What to do Monday morning
The five blind spots above share a single architectural failure: No one person owns the identity layer, so no one defends it. These five maps directly address those gaps. None requires new technology. All require someone to decide that the identity layer is their problem.
Name the owner. One executive accountable for synthetic identity risk across security, compliance, HR, and finance. Not a committee. If your org chart cannot answer “who owns deepfake defense,” that is your first vulnerability.
Kill every single-channel approval. Any workflow where video alone, voice alone, or email alone can authorize a financial transaction is compromised. Require a second verification channel for every action above your risk threshold, using a callback to your corporate directory, not the number the caller provided.
Require injection attack detection from every IDV vendor. Presentation attack detection is insufficient. Gartner’s research is unambiguous: injection attacks bypass the camera entirely. Before renewing any identity verification contract, require vendors to demonstrate injection attack detection and image inspection in a live environment. Demand continuous identity signals, not point-in-time checks. If your current vendor cannot clear that bar, that is your answer.

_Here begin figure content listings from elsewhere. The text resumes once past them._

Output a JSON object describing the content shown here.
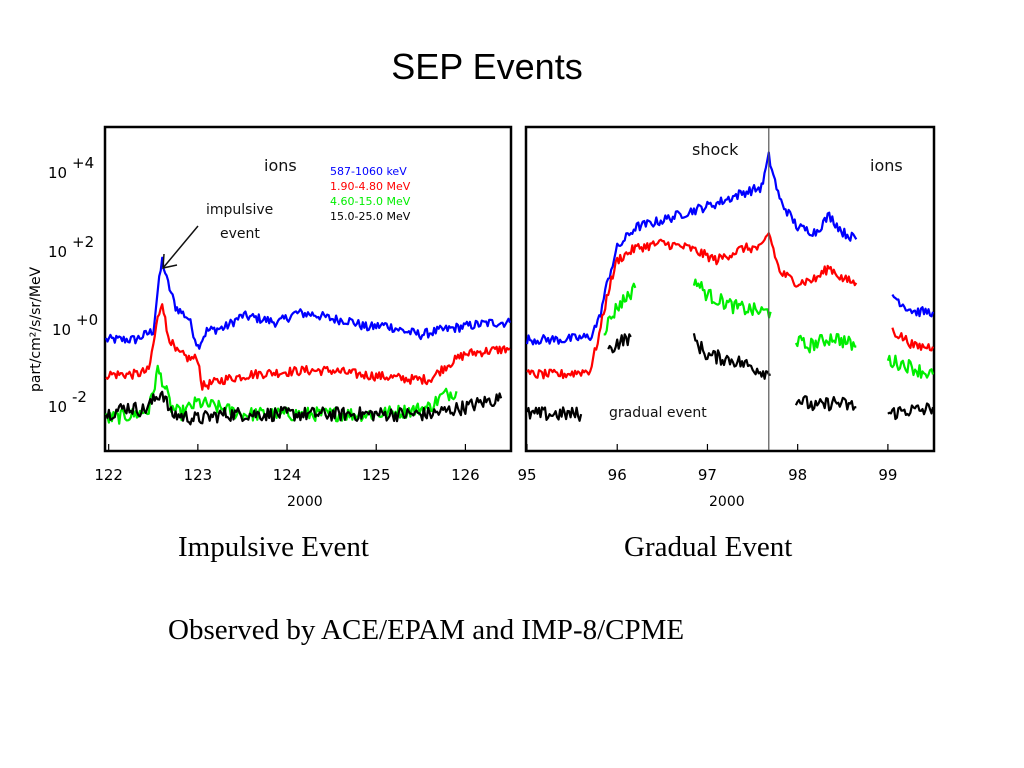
{
  "slide": {
    "title": "SEP Events",
    "caption_left": "Impulsive Event",
    "caption_right": "Gradual Event",
    "observed_by": "Observed by ACE/EPAM and IMP-8/CPME"
  },
  "chart_data": [
    {
      "type": "line",
      "title": "",
      "xlabel": "2000",
      "ylabel": "part/cm²/s/sr/MeV",
      "yscale": "log",
      "x_ticks": [
        "122",
        "123",
        "124",
        "125",
        "126"
      ],
      "y_ticks": [
        "10+4",
        "10+2",
        "100",
        "10-2"
      ],
      "xlim": [
        121.97,
        126.5
      ],
      "ylim_log10": [
        -3.3,
        4.8
      ],
      "annotation_ions": "ions",
      "annotation_event": [
        "impulsive",
        "event"
      ],
      "series": [
        {
          "name": "587-1060 keV",
          "color": "#0000ff",
          "x": [
            121.97,
            122.3,
            122.5,
            122.55,
            122.6,
            122.65,
            122.75,
            122.9,
            123.0,
            123.1,
            123.3,
            123.5,
            123.7,
            123.9,
            124.1,
            124.3,
            124.5,
            124.7,
            124.9,
            125.1,
            125.3,
            125.5,
            125.7,
            125.9,
            126.1,
            126.3,
            126.5
          ],
          "y": [
            0.3,
            0.3,
            0.5,
            5,
            30,
            10,
            2,
            1,
            0.2,
            0.5,
            0.6,
            1.2,
            1.0,
            0.8,
            1.4,
            1.3,
            1.0,
            0.9,
            0.6,
            0.7,
            0.5,
            0.4,
            0.5,
            0.6,
            0.7,
            0.8,
            0.8
          ]
        },
        {
          "name": "1.90-4.80 MeV",
          "color": "#ff0000",
          "x": [
            121.97,
            122.3,
            122.45,
            122.55,
            122.6,
            122.65,
            122.75,
            122.9,
            123.0,
            123.05,
            123.3,
            123.6,
            123.9,
            124.2,
            124.5,
            124.8,
            125.1,
            125.4,
            125.6,
            125.8,
            126.0,
            126.2,
            126.5
          ],
          "y": [
            0.04,
            0.04,
            0.05,
            1.0,
            3,
            0.5,
            0.15,
            0.1,
            0.1,
            0.02,
            0.03,
            0.04,
            0.045,
            0.05,
            0.05,
            0.04,
            0.035,
            0.03,
            0.03,
            0.07,
            0.13,
            0.15,
            0.18
          ]
        },
        {
          "name": "4.60-15.0 MeV",
          "color": "#00ee00",
          "x": [
            121.97,
            122.3,
            122.45,
            122.55,
            122.6,
            122.7,
            122.8,
            123.0,
            123.5,
            124.0,
            124.5,
            125.0,
            125.4,
            125.6,
            125.75,
            125.9
          ],
          "y": [
            0.003,
            0.004,
            0.005,
            0.05,
            0.03,
            0.006,
            0.004,
            0.008,
            0.004,
            0.004,
            0.004,
            0.004,
            0.005,
            0.006,
            0.012,
            0.015
          ]
        },
        {
          "name": "15.0-25.0 MeV",
          "color": "#000000",
          "x": [
            121.97,
            122.2,
            122.4,
            122.6,
            122.7,
            123.0,
            123.3,
            123.6,
            124.0,
            124.4,
            124.8,
            125.2,
            125.6,
            126.0,
            126.2,
            126.4
          ],
          "y": [
            0.004,
            0.006,
            0.005,
            0.015,
            0.004,
            0.003,
            0.004,
            0.004,
            0.004,
            0.004,
            0.004,
            0.004,
            0.004,
            0.006,
            0.008,
            0.01
          ]
        }
      ]
    },
    {
      "type": "line",
      "title": "",
      "xlabel": "2000",
      "ylabel": "",
      "yscale": "log",
      "x_ticks": [
        "95",
        "96",
        "97",
        "98",
        "99"
      ],
      "y_ticks": [],
      "xlim": [
        95.0,
        99.5
      ],
      "ylim_log10": [
        -3.3,
        4.8
      ],
      "annotation_ions": "ions",
      "annotation_shock": "shock",
      "annotation_gradual": "gradual event",
      "shock_x": 97.68,
      "series": [
        {
          "name": "587-1060 keV",
          "color": "#0000ff",
          "x": [
            95.0,
            95.4,
            95.7,
            95.8,
            95.9,
            96.0,
            96.2,
            96.5,
            96.8,
            97.1,
            97.4,
            97.6,
            97.68,
            97.8,
            98.0,
            98.2,
            98.35,
            98.5,
            98.65,
            null,
            99.05,
            99.2,
            99.3,
            99.5
          ],
          "y": [
            0.3,
            0.3,
            0.35,
            1.0,
            10,
            60,
            200,
            300,
            500,
            800,
            1500,
            2000,
            12000,
            1000,
            200,
            150,
            400,
            150,
            100,
            null,
            4,
            2,
            1.5,
            1.5
          ]
        },
        {
          "name": "1.90-4.80 MeV",
          "color": "#ff0000",
          "x": [
            95.0,
            95.4,
            95.7,
            95.8,
            95.9,
            96.0,
            96.2,
            96.5,
            96.8,
            97.1,
            97.4,
            97.6,
            97.68,
            97.8,
            98.0,
            98.2,
            98.35,
            98.5,
            98.65,
            null,
            99.05,
            99.2,
            99.3,
            99.5
          ],
          "y": [
            0.04,
            0.04,
            0.05,
            0.4,
            5,
            30,
            60,
            80,
            60,
            30,
            60,
            60,
            150,
            15,
            8,
            10,
            20,
            10,
            8,
            null,
            0.5,
            0.3,
            0.2,
            0.2
          ]
        },
        {
          "name": "4.60-15.0 MeV",
          "color": "#00ee00",
          "x": [
            95.85,
            96.0,
            96.2,
            null,
            96.85,
            97.0,
            97.3,
            97.6,
            97.7,
            null,
            97.98,
            98.1,
            98.4,
            98.65,
            null,
            99.0,
            99.2,
            99.35,
            99.5
          ],
          "y": [
            0.5,
            2,
            6,
            null,
            10,
            4,
            2,
            1.5,
            1.5,
            null,
            0.3,
            0.2,
            0.35,
            0.2,
            null,
            0.09,
            0.07,
            0.05,
            0.04
          ]
        },
        {
          "name": "15.0-25.0 MeV",
          "color": "#000000",
          "x": [
            95.0,
            95.4,
            95.6,
            null,
            95.9,
            96.0,
            96.15,
            null,
            96.85,
            97.0,
            97.3,
            97.6,
            97.7,
            null,
            97.98,
            98.2,
            98.4,
            98.65,
            null,
            99.0,
            99.2,
            99.4,
            99.5
          ],
          "y": [
            0.004,
            0.004,
            0.004,
            null,
            0.15,
            0.25,
            0.35,
            null,
            0.3,
            0.12,
            0.09,
            0.05,
            0.04,
            null,
            0.01,
            0.006,
            0.008,
            0.006,
            null,
            0.004,
            0.005,
            0.005,
            0.006
          ]
        }
      ]
    }
  ]
}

Reclassify deepfake defense in the budget. Move it from anti-fraud to identity security. Create a dedicated line item covering continuous identity verification, deepfake detection, and cross-channel signal correlation. This threat gets underfunded when categorized as SOC tooling. It becomes fundable when framed as a digital identity risk.
Mandatory holds on high-value transactions. No exceptions. Twenty-four-hour holds on wire transfers above your defined threshold. No exceptions for urgency or seniority. Every deepfake attack depends on time pressure. A hold collapses that leverage. Arup’s 15 transfers moved in a single day.
Thirty days for the owner, single channel kill, and budget reclassification. Sixty for the vendor audit and transaction hold policy. The Unit 42 researcher built a synthetic identity in 70 minutes. The toolkit costs less than dinner. Attackers are not waiting.